Un an après l’explosion, l’affaire paraît donc close pour la municipalité et l’entreprise. Or, la procédure judiciaire s’inscrit dans une temporalité plus longue. Le premier procès se tient ainsi devant le Tribunal de grande instance de Vienne en février 1970, avant un examen par la Cour d’appel de Grenoble en janvier 1971. Ces deux procès sont l’occasion d’une expression protéiforme d’une gauche radicale, dont les paroles semblent toutefois refléter une méconnaissance des rapports sociaux ambivalents qui marquent ce territoire industriel [renvoi vers un tract]. Parmi les cinq prévenus, dont le directeur de l’entreprise Rhône-Alpes et celui de la raffinerie, la Cour d’appel condamne seulement les deux ouvriers responsables de la manœuvre. Couverte par l’amnistie présidentielle, cette sanction se veut symbolique et témoigne d’une volonté d’oublier la catastrophe.

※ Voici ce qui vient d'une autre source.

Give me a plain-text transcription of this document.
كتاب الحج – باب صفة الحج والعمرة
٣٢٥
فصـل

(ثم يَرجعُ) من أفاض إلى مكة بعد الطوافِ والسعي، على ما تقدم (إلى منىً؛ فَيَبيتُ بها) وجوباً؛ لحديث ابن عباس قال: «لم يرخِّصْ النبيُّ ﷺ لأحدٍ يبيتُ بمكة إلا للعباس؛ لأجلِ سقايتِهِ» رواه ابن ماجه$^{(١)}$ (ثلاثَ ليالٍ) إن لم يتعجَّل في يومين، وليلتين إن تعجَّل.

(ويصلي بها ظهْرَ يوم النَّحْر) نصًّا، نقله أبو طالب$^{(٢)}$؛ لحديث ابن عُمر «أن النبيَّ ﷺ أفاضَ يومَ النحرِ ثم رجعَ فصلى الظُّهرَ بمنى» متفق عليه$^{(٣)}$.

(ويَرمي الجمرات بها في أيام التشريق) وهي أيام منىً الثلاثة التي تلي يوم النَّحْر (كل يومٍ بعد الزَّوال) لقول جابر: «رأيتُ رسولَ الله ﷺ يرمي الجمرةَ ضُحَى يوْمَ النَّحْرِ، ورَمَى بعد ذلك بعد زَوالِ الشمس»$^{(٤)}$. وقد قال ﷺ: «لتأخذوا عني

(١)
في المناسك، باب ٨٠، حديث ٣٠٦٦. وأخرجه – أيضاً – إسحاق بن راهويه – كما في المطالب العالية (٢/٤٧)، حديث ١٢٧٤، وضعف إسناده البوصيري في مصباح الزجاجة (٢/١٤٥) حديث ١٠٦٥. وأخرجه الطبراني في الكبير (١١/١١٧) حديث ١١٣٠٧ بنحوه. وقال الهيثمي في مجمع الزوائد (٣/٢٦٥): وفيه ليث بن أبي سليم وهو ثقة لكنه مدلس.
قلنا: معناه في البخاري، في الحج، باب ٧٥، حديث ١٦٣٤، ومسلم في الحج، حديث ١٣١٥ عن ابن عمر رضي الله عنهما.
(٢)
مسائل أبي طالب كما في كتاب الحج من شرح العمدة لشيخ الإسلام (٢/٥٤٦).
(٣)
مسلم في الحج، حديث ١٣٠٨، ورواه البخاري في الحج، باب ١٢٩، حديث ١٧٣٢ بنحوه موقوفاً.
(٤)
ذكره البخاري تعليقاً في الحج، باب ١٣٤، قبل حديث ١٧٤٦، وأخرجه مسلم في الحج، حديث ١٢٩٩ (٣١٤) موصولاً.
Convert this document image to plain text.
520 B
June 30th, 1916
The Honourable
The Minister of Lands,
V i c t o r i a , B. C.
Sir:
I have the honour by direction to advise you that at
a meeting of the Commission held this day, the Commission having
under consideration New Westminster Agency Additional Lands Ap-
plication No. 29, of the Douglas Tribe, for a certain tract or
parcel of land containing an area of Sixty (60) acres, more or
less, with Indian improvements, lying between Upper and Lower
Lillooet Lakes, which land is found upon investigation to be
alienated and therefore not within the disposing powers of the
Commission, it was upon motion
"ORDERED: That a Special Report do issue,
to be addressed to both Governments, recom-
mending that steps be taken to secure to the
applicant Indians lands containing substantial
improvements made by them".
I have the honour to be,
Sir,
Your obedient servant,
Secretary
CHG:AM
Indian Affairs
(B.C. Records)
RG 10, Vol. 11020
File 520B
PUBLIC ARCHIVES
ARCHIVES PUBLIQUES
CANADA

Quelques mois après la catastrophe, la raffinerie s’est en effet dotée d’une unité de vapocraquage, permettant la fabrication de dérivés pétroliers qui alimentent un vaste réseau d’entreprises dans la région [renvoi vers le schéma des dérivés]. Quelques mois après les procès, la raffinerie peut ainsi éditer une brochure se voulant rassurante quant à la conduite de l’usine. La dernière image de cette brochure montre ainsi une torchère de la raffinerie, au cœur de la nuit, accompagnée d’une citation biblique : « Elle sait l’utilité de son labeur, de la nuit, sa lampe ne s’éteint » [renvoi vers l’image].